New Zealand’s real challenge with China
Published on 20 Dec 2019 The New Zealand Herald
Departing Executive Director Stephen Jacobi shares some final thoughts about the future of the relationship.
No one can predict exactly what’s ahead for New Zealand’s relationship with China, but one thing is clear. For the foreseeable future at least, China will become increasingly important to New Zealand. To suggest otherwise is to ignore the role China now plays as a global power, and our place in an increasingly interconnected Asia Pacific.
This presents us with tremendous opportunities, but also significant challenges. To remain a truly valued and respected partner, we must find new ways to build relationship capital with China in areas beyond our traditional two-way trade in goods and services.
Of course, trade remains the critical underpinning of New Zealand’s economic prosperity and trade with China will likely continue to grow. Last year, we became China’s top food supplier globally, ahead of both Australia and the USA. China wants to buy what New Zealand has to sell, and there is, fortunately, no reason to believe this will change any time soon.
We need to continue to nurture our strengths in our key export sectors which generate the returns we need to fund economic and social development back home. It’s harder than many commentators seem to realise to add value to the things we sell overseas, but genuine progress is being made. The dairy industry, for example, is acutely aware of the need to diversify and much of what we sell, from cheese to infant formula, are premium products.
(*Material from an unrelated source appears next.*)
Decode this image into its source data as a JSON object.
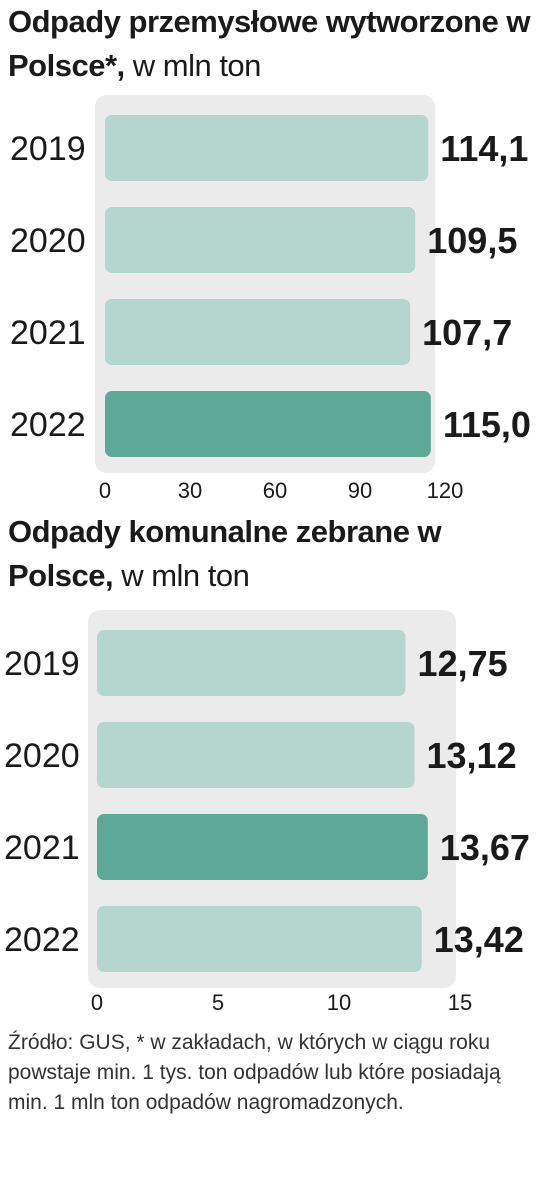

The next generation of consumer offerings, particularly in the natural health sector and in the digital and creative space are now being established by people who have the benefit of family and personal connections back in China. As young people from both countries become more familiar with each other’s culture and language, this diversification in our trade will continue.
The real risk to New Zealand’s relationship with China, in my opinion, comes less from having all our eggs in one Chinese basket, as some suggest, but rather that we focus so much on trade and the economic dimension that we underinvest in other, important areas.
Three new areas of opportunity that New Zealand can leverage include cooperating with China’s Belt and Road Initiative (BRI), partnering on programmes to tackle the threat of climate change and greater cooperation in science and technology.
BRI is China’s project to promote development-led growth between China and the rest of the world. BRI is not just about infrastructure: it’s a framework for expanding connectivity amongst all the BRI participants. We can’t build a physical bridge between China and New Zealand – we can find ways to help goods, services, people and capital move along the Belt and Road.
An initiative where New Zealand can add real value due to our unique geographic location and the expertise we have developed as a result. Thanks to our existing ties with both China and South America, the concept of New Zealand as a ‘Southern Link’, or major conduit between the two for trade, travel and tourism is now gaining traction especially in moving e-commerce parcels between China and South America through Auckland.
On climate change, Minister Shaw has spoken of the potential for the joint research agenda between China and New Zealand to become a global example for others to follow. We have a huge advantage in renewable energy generation, an area in which China is investing aggressively. China has expertise in electric vehicles. Greater cooperation to bring down emissions in both countries will give each of us a stake in solving a massive global problem.
More broadly in science, the health sector has given us a template for how we can partner with China in new ways. Recently, a group of health researchers and experts from Shandong province met with the Waitematā District Health Board to open lines of cooperation from hospital and nursing practices to data and technology application. The commercialisation of local knowledge and research with Chinese partners is an area we’re only just beginning to explore.
The more we expand the range and depth of these links with China, the more we can build up our relationship capital and help our Chinese friends see us as a more than just a provider of goods and services that one day they might choose to get elsewhere.
I am confident our relationship can also withstand our obvious differences in serious issues like human rights and regional security. While in 2019 these differences have been thrown into sharp relief a number of times, New Zealand has not been silent on the values we hold. The task ahead is to strengthen our capacity to make our independent voice heard including with big global players like China.
The point is we can effectively de-risk the entire relationship by looking actively for new areas of cooperation. This will not only help alleviate risk from a trade perspective: importantly, it will also help us negotiate points of political difference more maturely and effectively.
This is New Zealand’s real challenge with China. Maintaining our most important trading relationship by building strength and resilience into areas beyond trade. This is the only way for New Zealand to see beyond its obvious differences with China to what can be achieved for the long-term benefit of both countries.